The process is known as “non-medical switching,” and it can take the form of increased out-of-pocket costs, new formulary restrictions, or even total revocation of coverage for effective prescriptions that many residents rely on.

A bill currently in front of the state Senate takes steps to address this issue, but unless a new amendment is adopted, it won’t go far enough. Senate Bill 379 would require health insurers provide a 60-day notice when benefits change (currently, no notice is required), but it doesn’t prohibit insurers from making those unfair changes in the first place.

I urge the Senate to adopt the amendment, which includes a proposal originally introduced by my colleague Sen. Heather Somers and me to prohibit prescription coverage changes mid-year.

Non-medical switching is dangerous because it forces patients who are successfully managing chronic medical conditions to switch to a new medication, which may result in damaging side effects or simply not work for that particular patient. For the estimated 690,000 Connecticut residents with arthritis, 60,000 with epilepsy, and anyone else in our state who works every day to manage a chronic condition, these surprise coverage changes can put their health in jeopardy.

Non-medical switching also undermines the doctor-patient relationship. Physicians work hard to create a treatment plan that meets the needs of their patients, only to have an insurance company effectively override their professional medical opinion.

There are many factors that contribute to how someone responds to a particular drug, including age, severity of illness, gender and general health. A medication that works well for one person may not work for another—a primary reason why physicians, not health plans, should determine the course of care.

Insurance companies may claim that since these changes save money, they keep health plans more affordable for all their customers. But they fail to account for the resulting costs when patients forced off their medications react poorly. A study published by the American Psychiatric Association found that psychiatric patients who stop taking their medications because of prescription drug coverage changes are more than three times more likely to be homeless and more than twice as likely to be incarcerated. A survey by the Epilepsy Foundation founding that switching treatments can lead people with epilepsy to experience breakthrough seizures.

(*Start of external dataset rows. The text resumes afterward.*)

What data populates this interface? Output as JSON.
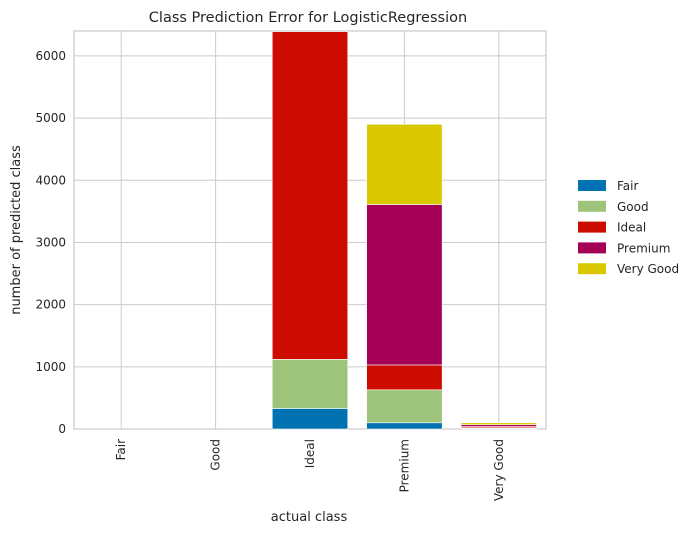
{
  "chart_data": {
    "type": "bar",
    "stacked": true,
    "title": "Class Prediction Error for LogisticRegression",
    "xlabel": "actual class",
    "ylabel": "number of predicted class",
    "categories": [
      "Fair",
      "Good",
      "Ideal",
      "Premium",
      "Very Good"
    ],
    "ylim": [
      0,
      6400
    ],
    "yticks": [
      0,
      1000,
      2000,
      3000,
      4000,
      5000,
      6000
    ],
    "grid": true,
    "legend_position": "right",
    "series": [
      {
        "name": "Fair",
        "color": "#0072b2",
        "values": [
          0,
          0,
          330,
          100,
          10
        ]
      },
      {
        "name": "Good",
        "color": "#9ec37a",
        "values": [
          0,
          0,
          790,
          530,
          10
        ]
      },
      {
        "name": "Ideal",
        "color": "#cc0c00",
        "values": [
          0,
          0,
          5270,
          400,
          20
        ]
      },
      {
        "name": "Premium",
        "color": "#a50055",
        "values": [
          0,
          0,
          0,
          2580,
          30
        ]
      },
      {
        "name": "Very Good",
        "color": "#d9c800",
        "values": [
          0,
          0,
          0,
          1290,
          30
        ]
      }
    ]
  }
}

Non-medical switching can result in exorbitant costs for the health care system, consumers, and state government. It’s a cruel practice that benefits no one, and Connecticut legislators should put a stop to it.

Without an amended legislative solution, residents will continue to feel the health and financial effects of these practices. The bill currently being considered by the Senate still leaves those with commercial coverage vulnerable to losing access to the prescriptions they were guaranteed, disrupting the treatment that they paid for.

Health insurance companies don’t need special treatment – it’s time they honor their contracts just like any other Connecticut business. If they won’t do the right thing on their own, the legislature must hold them accountable.

Michelle Cook is the state representative for the 65th Assembly District serving Torrington and a Deputy Speaker of the House.